Kimberly Schonert-Reichl remarked that the OECD has an Education 2030 program that aims to help countries find answers to what knowledge, skills, attitudes and values are needed for today’s students to thrive and shape their world. Richard Davidson, who is involved with UNESCO himself, introduced colleagues working out of Delhi.
“The conflict between Israel and the Palestinians affects the whole Middle East,” His Holiness added. “Most Israelis are well educated. On one visit to Israel, I was the guest of a Jewish group so to begin with I heard everything from their point of view, but when I met Palestinians a few days later, I heard their side and there is a huge gap between them. Later, I also met a group of both Israelis and Palestinians who were working towards reconciliation, which is crucial if there is to be peace in the region. No matter how powerful Israel may be, these people have to live side by side, they have to live together, so it would be better to live in harmony.
“When I went to Jerusalem, I noticed that the Israeli areas were lush and green, while the Palestinian lands were dry. It seems the Israelis are very efficient in their use of water. How much better things would be if their expertise was shared.
“Maybe Mind & Life can do something there. If so it could be of benefit to the whole Middle East.”
Tara Wilkie commented that SEL is being employed there to good effect. Aaron Stern remarked that what His Holiness had said sounded beautiful, but he wanted to know what to do about education in Middle America. His Holiness replied:
“I often observe that the current education system is too materialistic and focussed on the pleasure derived from sensory consciousness, whereas compassion involves mental consciousness. This is why we need to introduce a better understanding of how the mind works.”
The session broke for tea. When participants reconvened, Jennifer Knox of Emory University talked about her work with Social Emotional and Ethical Learning (SEEL), including an additional ethical component, with older children. She spoke, as a teacher, artist and mother, about cultivating basic competencies within a structure of three domains—awareness, compassion and engagement—and three dimensions. She mentioned that as well as the usual competencies another—appreciating interdependence—was also added. She showed a video clip of students talking about dealing with emotions. She stressed the importance of their understanding that they have a choice. She also emphasised the need for an approach that takes place in a culture of compassion.
His Holiness picked this up, noting that when we talk about compassion it has to include having compassion for yourself. It’s not just a matter of self-sacrifice. He remarked that he has observed a foolish sense of selfishness and a wise sense of selfishness. Since we are social animals, who depend on one another, to show love and compassion to others is wise. His Holiness mentioned his old friend Richard Moore who as a ten year old was blinded by a rubber bullet in Northern Ireland. When he regained consciousness and found he was blind he wasn’t angry, he expressed regret only that he could no longer see his mother’s face. Moore met the soldier who shot him. They became friends and now work for the welfare of children in conflict zones. His Holiness regards Moore as his hero because he has responded to his own hardship with compassion for others.

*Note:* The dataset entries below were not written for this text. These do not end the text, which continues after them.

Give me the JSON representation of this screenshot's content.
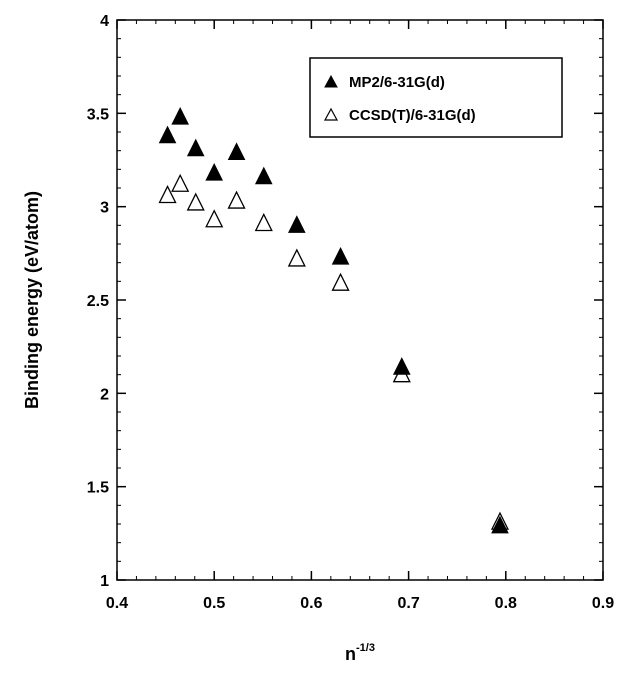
{
  "chart_data": {
    "type": "scatter",
    "xlabel_base": "n",
    "xlabel_sup": "-1/3",
    "ylabel": "Binding energy (eV/atom)",
    "xlim": [
      0.4,
      0.9
    ],
    "ylim": [
      1,
      4
    ],
    "x_ticks": [
      0.4,
      0.5,
      0.6,
      0.7,
      0.8,
      0.9
    ],
    "x_tick_labels": [
      "0.4",
      "0.5",
      "0.6",
      "0.7",
      "0.8",
      "0.9"
    ],
    "y_ticks": [
      1,
      1.5,
      2,
      2.5,
      3,
      3.5,
      4
    ],
    "y_tick_labels": [
      "1",
      "1.5",
      "2",
      "2.5",
      "3",
      "3.5",
      "4"
    ],
    "grid": false,
    "legend_position": "top-right",
    "series": [
      {
        "name": "MP2/6-31G(d)",
        "marker": "filled-triangle",
        "color": "#000000",
        "points": [
          {
            "x": 0.452,
            "y": 3.38
          },
          {
            "x": 0.465,
            "y": 3.48
          },
          {
            "x": 0.481,
            "y": 3.31
          },
          {
            "x": 0.5,
            "y": 3.18
          },
          {
            "x": 0.523,
            "y": 3.29
          },
          {
            "x": 0.551,
            "y": 3.16
          },
          {
            "x": 0.585,
            "y": 2.9
          },
          {
            "x": 0.63,
            "y": 2.73
          },
          {
            "x": 0.693,
            "y": 2.14
          },
          {
            "x": 0.794,
            "y": 1.29
          }
        ]
      },
      {
        "name": "CCSD(T)/6-31G(d)",
        "marker": "open-triangle",
        "color": "#000000",
        "points": [
          {
            "x": 0.452,
            "y": 3.06
          },
          {
            "x": 0.465,
            "y": 3.12
          },
          {
            "x": 0.481,
            "y": 3.02
          },
          {
            "x": 0.5,
            "y": 2.93
          },
          {
            "x": 0.523,
            "y": 3.03
          },
          {
            "x": 0.551,
            "y": 2.91
          },
          {
            "x": 0.585,
            "y": 2.72
          },
          {
            "x": 0.63,
            "y": 2.59
          },
          {
            "x": 0.693,
            "y": 2.1
          },
          {
            "x": 0.794,
            "y": 1.31
          }
        ]
      }
    ]
  }
}
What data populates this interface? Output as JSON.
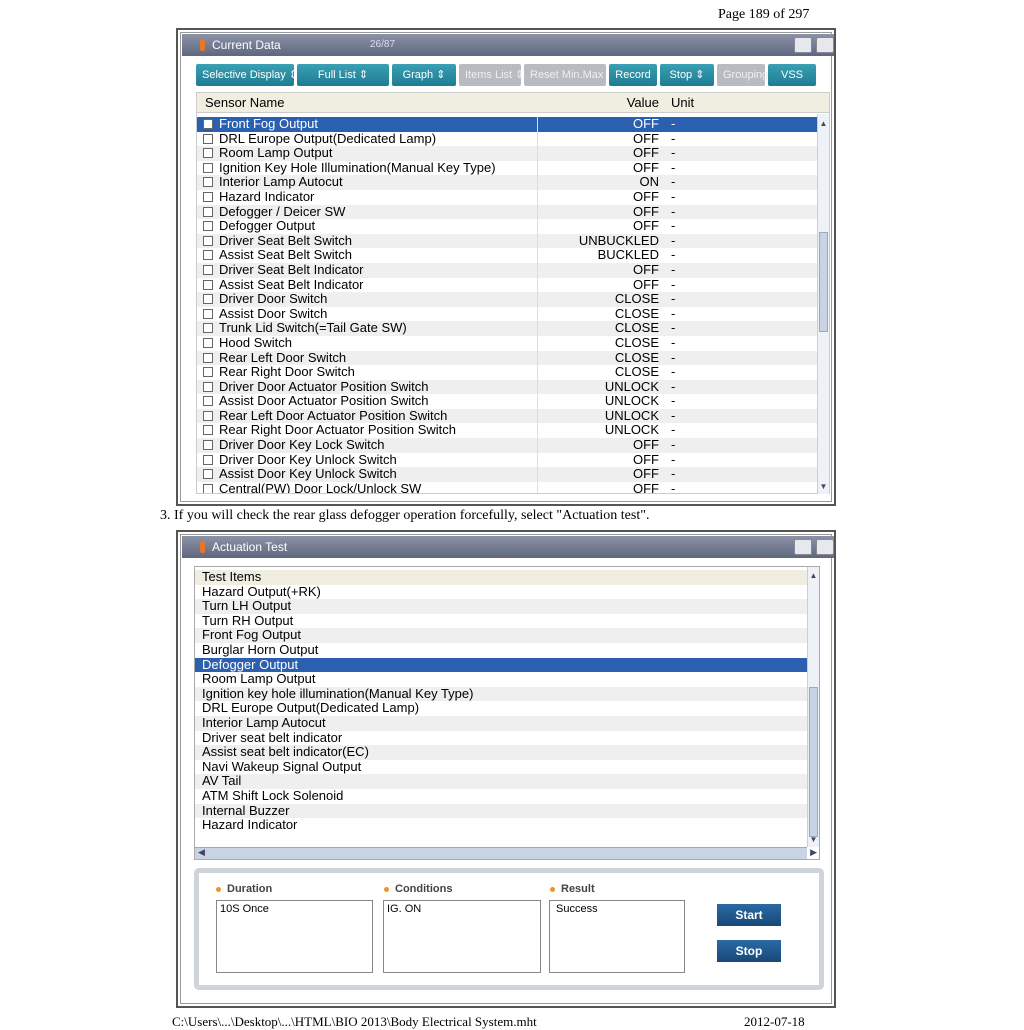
{
  "page": {
    "number": "Page 189 of 297",
    "step": "3. If you will check the rear glass defogger operation forcefully, select \"Actuation test\".",
    "footer_path": "C:\\Users\\...\\Desktop\\...\\HTML\\BIO 2013\\Body Electrical System.mht",
    "footer_date": "2012-07-18"
  },
  "current_data": {
    "title": "Current Data",
    "count": "26/87",
    "toolbar": [
      "Selective Display ⇕",
      "Full List ⇕",
      "Graph ⇕",
      "Items List ⇕",
      "Reset Min.Max",
      "Record",
      "Stop ⇕",
      "Grouping",
      "VSS"
    ],
    "toolbar_disabled": [
      false,
      false,
      false,
      true,
      true,
      false,
      false,
      true,
      false
    ],
    "headers": {
      "name": "Sensor Name",
      "value": "Value",
      "unit": "Unit"
    },
    "rows": [
      [
        "Front Fog Output",
        "OFF",
        "-"
      ],
      [
        "DRL Europe Output(Dedicated Lamp)",
        "OFF",
        "-"
      ],
      [
        "Room Lamp Output",
        "OFF",
        "-"
      ],
      [
        "Ignition Key Hole Illumination(Manual Key Type)",
        "OFF",
        "-"
      ],
      [
        "Interior Lamp Autocut",
        "ON",
        "-"
      ],
      [
        "Hazard Indicator",
        "OFF",
        "-"
      ],
      [
        "Defogger / Deicer SW",
        "OFF",
        "-"
      ],
      [
        "Defogger Output",
        "OFF",
        "-"
      ],
      [
        "Driver Seat Belt Switch",
        "UNBUCKLED",
        "-"
      ],
      [
        "Assist Seat Belt Switch",
        "BUCKLED",
        "-"
      ],
      [
        "Driver Seat Belt Indicator",
        "OFF",
        "-"
      ],
      [
        "Assist Seat Belt Indicator",
        "OFF",
        "-"
      ],
      [
        "Driver Door Switch",
        "CLOSE",
        "-"
      ],
      [
        "Assist Door Switch",
        "CLOSE",
        "-"
      ],
      [
        "Trunk Lid Switch(=Tail Gate SW)",
        "CLOSE",
        "-"
      ],
      [
        "Hood Switch",
        "CLOSE",
        "-"
      ],
      [
        "Rear Left Door Switch",
        "CLOSE",
        "-"
      ],
      [
        "Rear Right Door Switch",
        "CLOSE",
        "-"
      ],
      [
        "Driver Door Actuator Position Switch",
        "UNLOCK",
        "-"
      ],
      [
        "Assist Door Actuator Position Switch",
        "UNLOCK",
        "-"
      ],
      [
        "Rear Left Door Actuator Position Switch",
        "UNLOCK",
        "-"
      ],
      [
        "Rear Right Door Actuator Position Switch",
        "UNLOCK",
        "-"
      ],
      [
        "Driver Door Key Lock Switch",
        "OFF",
        "-"
      ],
      [
        "Driver Door Key Unlock Switch",
        "OFF",
        "-"
      ],
      [
        "Assist Door Key Unlock Switch",
        "OFF",
        "-"
      ],
      [
        "Central(PW) Door Lock/Unlock SW",
        "OFF",
        "-"
      ]
    ],
    "selected_index": 0
  },
  "actuation_test": {
    "title": "Actuation Test",
    "header": "Test Items",
    "items": [
      "Hazard Output(+RK)",
      "Turn LH Output",
      "Turn RH Output",
      "Front Fog Output",
      "Burglar Horn Output",
      "Defogger Output",
      "Room Lamp Output",
      "Ignition key hole illumination(Manual Key Type)",
      "DRL Europe Output(Dedicated Lamp)",
      "Interior Lamp Autocut",
      "Driver seat belt indicator",
      "Assist seat belt indicator(EC)",
      "Navi Wakeup Signal Output",
      "AV Tail",
      "ATM Shift Lock Solenoid",
      "Internal Buzzer",
      "Hazard Indicator"
    ],
    "selected_index": 5,
    "duration_label": "Duration",
    "duration": "10S Once",
    "conditions_label": "Conditions",
    "conditions": "IG. ON",
    "result_label": "Result",
    "result": "Success",
    "start": "Start",
    "stop": "Stop"
  },
  "colors": {
    "selection": "#2b5fb0",
    "toolbar": "#1e7c92",
    "title_bar": "#5f6780"
  }
}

As the morning’s presentations came to an end, Thupten Jinpa invited His Holiness to advise what else needed to be done. His Holiness responded that he had not much to say other than to make clear his deep appreciation for the programs he’d heard about and his hope and wish that it will be possible to increase and extend them.
As the session ended, His Holiness made his way slowly down to the temple yard where a car was waiting to drive him home. He will attend another morning meeting tomorrow.